Vanessa Ramos-Velasquez

The Coming Catastrophe and Its Possible Decelerators || The Future Is Ancestral

 

I was a visitor at the opening of ZNE! in 2010 and now I am very honoured to be a participating artist in its 2023 conclusion, also in Berlin. What I wish to propose with my multisensorial installation is an “Indigenous Turn” as essential for the aesthetics of sustainability. In my conversations with ZNE! curator Adrienne Goehler, we have discussed how natural materials abundant and renewable in nature are often overlooked and dismissed as potential materials for large scale applications. This conundrum reminds me of growing up in urban society in Brazil hearing that everything that comes from outside the country is better and more advanced. This often meant relying on expensive imported products industrialized in the global north with our own Brazilian natural resources. My own indigenous ancestry, almost entirely lost to colonialism, inspires me to look for other values and practices of care. This has meant to study with people from indigenous cultures in the Amazon and in the Andes, not to “go back” as a motion toward the past as it is often interpreted when looking to indigenous traditions (which might also change), but to go forward with a better comprehension of the complexity of nature as a subject that generates life, such as ours. I invite the ZNE! visitors at the opening on 11.5.2023 to enter the contemplative space of my installation The Coming Catastrophe And Its Possible Decelerators // The Future Is Indigenous, by stepping on the earth lightly. This installation is a microcosm of my experience with the Shawãdawa people in the Amazonian Forest of Acre, Brazil. At the closing of the exhibit on 16.7.2023, I invite the visitors to collect an amount of earth to take home.

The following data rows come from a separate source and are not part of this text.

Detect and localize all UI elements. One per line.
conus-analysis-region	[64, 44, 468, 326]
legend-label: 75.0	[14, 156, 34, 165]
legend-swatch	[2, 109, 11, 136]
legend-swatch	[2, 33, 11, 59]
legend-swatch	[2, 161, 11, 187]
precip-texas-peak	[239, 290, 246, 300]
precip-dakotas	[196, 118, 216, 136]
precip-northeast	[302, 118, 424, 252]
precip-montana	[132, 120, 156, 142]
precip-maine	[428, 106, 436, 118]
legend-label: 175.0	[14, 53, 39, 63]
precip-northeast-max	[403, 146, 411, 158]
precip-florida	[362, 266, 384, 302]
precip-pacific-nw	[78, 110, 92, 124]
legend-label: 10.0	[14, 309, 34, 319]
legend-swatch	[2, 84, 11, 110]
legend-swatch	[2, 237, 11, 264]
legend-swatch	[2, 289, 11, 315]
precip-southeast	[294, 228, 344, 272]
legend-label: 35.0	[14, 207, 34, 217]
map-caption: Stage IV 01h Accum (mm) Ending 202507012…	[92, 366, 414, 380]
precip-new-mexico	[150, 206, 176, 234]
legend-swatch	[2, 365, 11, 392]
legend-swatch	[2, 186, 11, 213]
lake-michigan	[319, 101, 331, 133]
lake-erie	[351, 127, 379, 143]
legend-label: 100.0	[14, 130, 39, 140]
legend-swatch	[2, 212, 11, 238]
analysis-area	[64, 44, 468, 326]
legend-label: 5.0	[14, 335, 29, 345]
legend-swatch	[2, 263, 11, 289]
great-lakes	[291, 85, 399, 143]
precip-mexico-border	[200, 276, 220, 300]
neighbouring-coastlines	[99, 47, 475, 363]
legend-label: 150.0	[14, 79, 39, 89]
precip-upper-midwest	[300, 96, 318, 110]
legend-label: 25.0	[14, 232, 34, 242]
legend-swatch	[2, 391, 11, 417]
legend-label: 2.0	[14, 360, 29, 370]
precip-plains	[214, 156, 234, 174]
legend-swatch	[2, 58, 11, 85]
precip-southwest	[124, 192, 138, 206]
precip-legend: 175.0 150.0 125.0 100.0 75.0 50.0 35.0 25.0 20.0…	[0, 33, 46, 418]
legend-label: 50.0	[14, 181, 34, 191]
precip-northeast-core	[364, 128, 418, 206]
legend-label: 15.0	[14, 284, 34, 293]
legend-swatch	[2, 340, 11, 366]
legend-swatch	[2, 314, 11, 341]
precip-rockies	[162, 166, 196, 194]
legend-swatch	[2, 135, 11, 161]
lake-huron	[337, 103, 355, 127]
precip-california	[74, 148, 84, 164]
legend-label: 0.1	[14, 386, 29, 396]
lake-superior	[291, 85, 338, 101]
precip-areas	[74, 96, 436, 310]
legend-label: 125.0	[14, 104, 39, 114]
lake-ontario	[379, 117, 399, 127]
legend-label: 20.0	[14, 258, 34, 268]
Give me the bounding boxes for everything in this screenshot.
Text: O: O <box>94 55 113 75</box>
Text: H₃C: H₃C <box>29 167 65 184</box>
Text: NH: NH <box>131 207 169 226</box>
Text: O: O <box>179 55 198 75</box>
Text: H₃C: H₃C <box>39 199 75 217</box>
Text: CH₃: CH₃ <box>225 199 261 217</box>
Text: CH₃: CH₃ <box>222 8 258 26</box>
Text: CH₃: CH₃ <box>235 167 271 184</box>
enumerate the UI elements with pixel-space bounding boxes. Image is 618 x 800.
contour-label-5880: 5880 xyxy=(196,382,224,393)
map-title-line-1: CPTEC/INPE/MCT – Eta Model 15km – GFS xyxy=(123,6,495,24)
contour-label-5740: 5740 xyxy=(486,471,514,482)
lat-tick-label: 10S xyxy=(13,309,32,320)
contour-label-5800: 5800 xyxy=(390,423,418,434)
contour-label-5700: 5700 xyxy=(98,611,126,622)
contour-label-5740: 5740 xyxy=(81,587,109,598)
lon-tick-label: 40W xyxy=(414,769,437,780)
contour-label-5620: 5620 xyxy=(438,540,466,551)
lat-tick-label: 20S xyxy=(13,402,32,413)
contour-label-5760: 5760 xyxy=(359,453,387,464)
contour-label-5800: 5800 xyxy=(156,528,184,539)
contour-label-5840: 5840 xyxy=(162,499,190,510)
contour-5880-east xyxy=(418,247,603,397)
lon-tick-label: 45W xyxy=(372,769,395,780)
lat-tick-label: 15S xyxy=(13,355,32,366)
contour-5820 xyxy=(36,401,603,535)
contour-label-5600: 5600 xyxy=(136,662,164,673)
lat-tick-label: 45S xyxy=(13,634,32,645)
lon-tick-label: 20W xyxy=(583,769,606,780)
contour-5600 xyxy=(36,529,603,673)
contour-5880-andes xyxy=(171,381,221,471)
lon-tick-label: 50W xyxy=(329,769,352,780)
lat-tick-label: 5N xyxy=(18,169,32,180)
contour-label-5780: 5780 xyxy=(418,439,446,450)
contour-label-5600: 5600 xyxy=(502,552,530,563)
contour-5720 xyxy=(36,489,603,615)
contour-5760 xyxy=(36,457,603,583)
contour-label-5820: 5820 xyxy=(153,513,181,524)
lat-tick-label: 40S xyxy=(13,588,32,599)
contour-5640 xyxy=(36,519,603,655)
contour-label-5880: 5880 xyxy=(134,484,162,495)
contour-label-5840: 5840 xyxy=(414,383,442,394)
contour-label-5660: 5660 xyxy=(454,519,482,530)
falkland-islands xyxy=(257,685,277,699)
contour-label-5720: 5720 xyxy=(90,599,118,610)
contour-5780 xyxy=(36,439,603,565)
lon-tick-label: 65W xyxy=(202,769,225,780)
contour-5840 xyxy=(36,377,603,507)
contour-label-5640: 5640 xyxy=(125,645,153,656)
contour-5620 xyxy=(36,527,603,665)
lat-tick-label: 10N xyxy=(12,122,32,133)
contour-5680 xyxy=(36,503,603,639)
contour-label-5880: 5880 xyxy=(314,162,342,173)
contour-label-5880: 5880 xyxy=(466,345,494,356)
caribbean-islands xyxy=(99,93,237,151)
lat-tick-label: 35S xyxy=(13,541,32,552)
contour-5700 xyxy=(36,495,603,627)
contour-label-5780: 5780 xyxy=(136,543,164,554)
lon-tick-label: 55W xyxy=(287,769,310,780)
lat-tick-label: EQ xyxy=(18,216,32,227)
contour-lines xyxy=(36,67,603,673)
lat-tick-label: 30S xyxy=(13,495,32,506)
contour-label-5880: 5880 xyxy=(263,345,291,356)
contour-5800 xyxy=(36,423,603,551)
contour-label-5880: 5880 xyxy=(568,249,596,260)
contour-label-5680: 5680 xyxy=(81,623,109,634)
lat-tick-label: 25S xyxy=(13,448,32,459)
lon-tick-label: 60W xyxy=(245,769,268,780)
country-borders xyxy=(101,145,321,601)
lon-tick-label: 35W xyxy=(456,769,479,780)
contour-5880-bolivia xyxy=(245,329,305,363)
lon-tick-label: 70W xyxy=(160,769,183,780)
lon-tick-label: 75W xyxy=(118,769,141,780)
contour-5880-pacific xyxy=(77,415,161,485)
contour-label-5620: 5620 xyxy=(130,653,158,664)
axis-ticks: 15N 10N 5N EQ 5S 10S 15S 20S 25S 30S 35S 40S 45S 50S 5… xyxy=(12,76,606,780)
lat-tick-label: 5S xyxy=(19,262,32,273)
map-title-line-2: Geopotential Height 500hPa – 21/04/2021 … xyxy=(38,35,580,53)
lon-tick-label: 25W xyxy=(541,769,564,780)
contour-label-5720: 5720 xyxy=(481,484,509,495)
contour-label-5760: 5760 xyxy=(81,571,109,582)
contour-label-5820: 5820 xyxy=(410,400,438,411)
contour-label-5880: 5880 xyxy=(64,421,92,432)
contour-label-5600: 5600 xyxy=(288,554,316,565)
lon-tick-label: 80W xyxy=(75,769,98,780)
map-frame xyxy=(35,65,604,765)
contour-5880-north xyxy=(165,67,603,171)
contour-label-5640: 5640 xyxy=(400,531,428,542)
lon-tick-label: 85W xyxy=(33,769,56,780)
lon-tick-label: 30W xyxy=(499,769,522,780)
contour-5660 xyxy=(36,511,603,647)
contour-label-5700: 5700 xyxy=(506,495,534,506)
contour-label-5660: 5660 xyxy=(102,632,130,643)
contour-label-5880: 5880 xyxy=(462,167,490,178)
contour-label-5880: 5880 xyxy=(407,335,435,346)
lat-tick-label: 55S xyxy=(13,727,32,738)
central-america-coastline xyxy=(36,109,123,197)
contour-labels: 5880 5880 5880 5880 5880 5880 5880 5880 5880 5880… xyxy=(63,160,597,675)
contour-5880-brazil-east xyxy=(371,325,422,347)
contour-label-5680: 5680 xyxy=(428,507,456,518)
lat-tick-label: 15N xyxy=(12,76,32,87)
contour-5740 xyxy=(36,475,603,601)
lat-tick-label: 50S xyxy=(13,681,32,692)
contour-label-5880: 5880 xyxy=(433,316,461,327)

The earth covering the floor of the installation will have received the vibration of the Shawãdawa chanting by Txãda Shawã and Daosha Pássaro Alegre (which can be experienced every day) since the exhibit opening on May 11.

The aesthetics of sustainability in the arts for me means that no materials in my work become garbage. Materials are either reused and/or repurposed.

The production of my installation has been kindly supported by the Kreativfonds at Bauhaus University Weimar.

The 5m3 of sieved topsoil was donated and supplied by Frank Blaschzik/Baum und Park Landschaftsbau GmbH Potsdam.

Biography

Vanessa Ramos-Velasquez (Rio de Janeiro, Brazil), Media Artist and Interdisciplinary Researcher, lives in Berlin, Germany; works in Berlin and in the Amazonian forest region of northern Acre, Brazil.